Marshall admits that players not being available sometimes creates problems.
"It can be a wee bit frustrating at times whenever guys are here, there and everywhere, but it's the same for all teams. We're no different or no worse off than anybody else," he points out.
"We just need to worry about what we can control and that's our own environment here at Ulster. If guys get selected for international duty we're delighted for them. We don't resent them being away or anything like that.
"It just means other guys are going to get opportunities this week or next week and it's important they realise that and grasp it with both hands.
"Sometimes you only get one or two chances to try and make a name for yourself or stamp your authority on a game, so it's important for these guys coming through that they put on the Ulster jersey with pride and play with passion that everybody can see.
"We never know if we'll be getting any of the international players back, so we prepare for them not being available using what we've got here. That's all we can do.
"If we get somebody back, great, that'll be a boost for everyone. But we know not to expect that."
Marshall expects tonight's opponents to be well organised and direct.
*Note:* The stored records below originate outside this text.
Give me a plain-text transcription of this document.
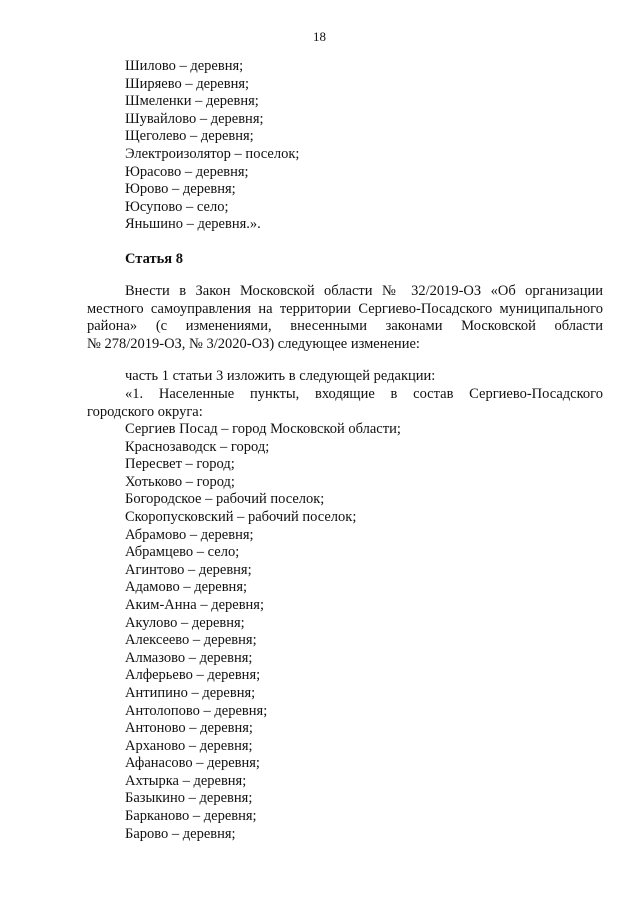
18
Шилово – деревня;
Ширяево – деревня;
Шмеленки – деревня;
Шувайлово – деревня;
Щеголево – деревня;
Электроизолятор – поселок;
Юрасово – деревня;
Юрово – деревня;
Юсупово – село;
Яньшино – деревня.».
Статья 8
Внести в Закон Московской области № 32/2019-ОЗ «Об организации
местного самоуправления на территории Сергиево-Посадского муниципального
района» (с изменениями, внесенными законами Московской области
№ 278/2019-ОЗ, № 3/2020-ОЗ) следующее изменение:
часть 1 статьи 3 изложить в следующей редакции:
«1. Населенные пункты, входящие в состав Сергиево-Посадского
городского округа:
Сергиев Посад – город Московской области;
Краснозаводск – город;
Пересвет – город;
Хотьково – город;
Богородское – рабочий поселок;
Скоропусковский – рабочий поселок;
Абрамово – деревня;
Абрамцево – село;
Агинтово – деревня;
Адамово – деревня;
Аким-Анна – деревня;
Акулово – деревня;
Алексеево – деревня;
Алмазово – деревня;
Алферьево – деревня;
Антипино – деревня;
Антолопово – деревня;
Антоново – деревня;
Арханово – деревня;
Афанасово – деревня;
Ахтырка – деревня;
Базыкино – деревня;
Барканово – деревня;
Барово – деревня;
"I know Solly (Edinburgh coach Alan Solomons) having worked with him at Belfast Harlequins and he's meticulous in terms of attention to detail, so I'd say they'll be very well drilled and probably even more physical than they have been over the past year or two.
"We know we need to front. We need our forwards to get into their set-piece and try to disrupt it; we need our backs to be clinical when we're striking.
"We know that if we put everything together we can be a formidable side, but we also know that – like any team – if we don't perform we're vulnerable."